The deal with butter is that it isn’t 100% fat. It also contains water. Generally speaking, the higher quality the butter, the lower the water percentage. Water plus gluten (by way of flour) equals chew. So the goal with pie crust is to optimize both flavor and flake.
Which is where the vodka comes in. And, I don’t just mean the cocktail I suggest you drink while making pie crust. I’d heard about people who incorporated vodka into their pie dough and asked about it in class. The instructor explained that the alcohol works as a sort of drying agent and the vodka is tasteless when it bakes-off. So, the theory is that by replacing some or all of the water in a recipe with vodka the flakiness of the dough is potentially heightened.
This, I had to try. I replaced half of the water with vodka. And went 100% butter.
The results of the trial were successful. Always one to follow the scientific method, I tried it several more times across the summer, all with consistently flakey and tasty crust.
Even the next day.
The other thing that has helped to eliminate my fear of pie crust is that I’ve gotten over whatever prejudice I had in my head about using the food processor to cut the butter into the dry ingredients. Pie crust is pretty easy by hand. It’s a snap with a food processor.
So my friends, do not fear those holiday pies!
Soundtrack: Do I really need to spell it out?

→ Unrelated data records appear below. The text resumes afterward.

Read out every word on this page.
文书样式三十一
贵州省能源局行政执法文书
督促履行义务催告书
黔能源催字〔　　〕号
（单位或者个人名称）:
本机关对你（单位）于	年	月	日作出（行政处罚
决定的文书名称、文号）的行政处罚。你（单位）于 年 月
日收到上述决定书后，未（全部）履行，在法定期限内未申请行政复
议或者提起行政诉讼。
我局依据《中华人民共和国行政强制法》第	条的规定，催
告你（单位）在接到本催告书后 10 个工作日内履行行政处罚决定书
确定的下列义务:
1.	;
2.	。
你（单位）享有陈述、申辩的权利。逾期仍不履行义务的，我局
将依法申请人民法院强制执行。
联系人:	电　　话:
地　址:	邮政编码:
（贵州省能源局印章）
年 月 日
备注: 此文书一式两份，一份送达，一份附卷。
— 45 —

adapted from Cooks Illustrated
this makes a double crust
- 2 1/2 (12 1/2 ounces) all-purpose flour
- 2 TBS sugar
- 1 tsp salt
- 20 TBS (1 pound 4 ounces or 5 sticks) unsalted butter, cut into 1/4-inch pieces and frozen
- 1/4 C (2 ounces) vodka, chilled (I keep a bottle in the freezer for this and the impromptu Moscow Mule)
- 1/4 C ice water
- Process flour, sugar and salt in food processor until combined. If you decide to go old school and do this by hand, whisk together ingredients in a large bowl.
- Scatter butter in processor bowl and pulse until butter cuts-in and is reduced to pea-to-lima bean size. You want visible pieces of butter. If doing by hand, using the tips of your fingers only, snap the butter into the flour, shaking the bowl every once in a while so that the larger pieces rise to the top.
- Sprinkle-in all of the vodka and half of the water, pulse so that the dough starts to come together. If the dough is dry, add-in the remaining water one TBS at-a-time until the dough barely holds together–it’s okay if you have crumbly pieces you don’t want an actual dough. If doing by hand, sprinkle vodka and half the water over the flour-butter mixture and, using clean hands, gather the dough together, working gently adding in the remaining water as needed.
- Whether working by hand or processor, dump dough out on to a floured surface. Split it in half and push each half into a 4-inch disk (still okay, in fact it’s good if the dough barely holds together. Wrap each disk in plastic wrap and refrigerate at least an hour before rolling-out and proceeding with your pie.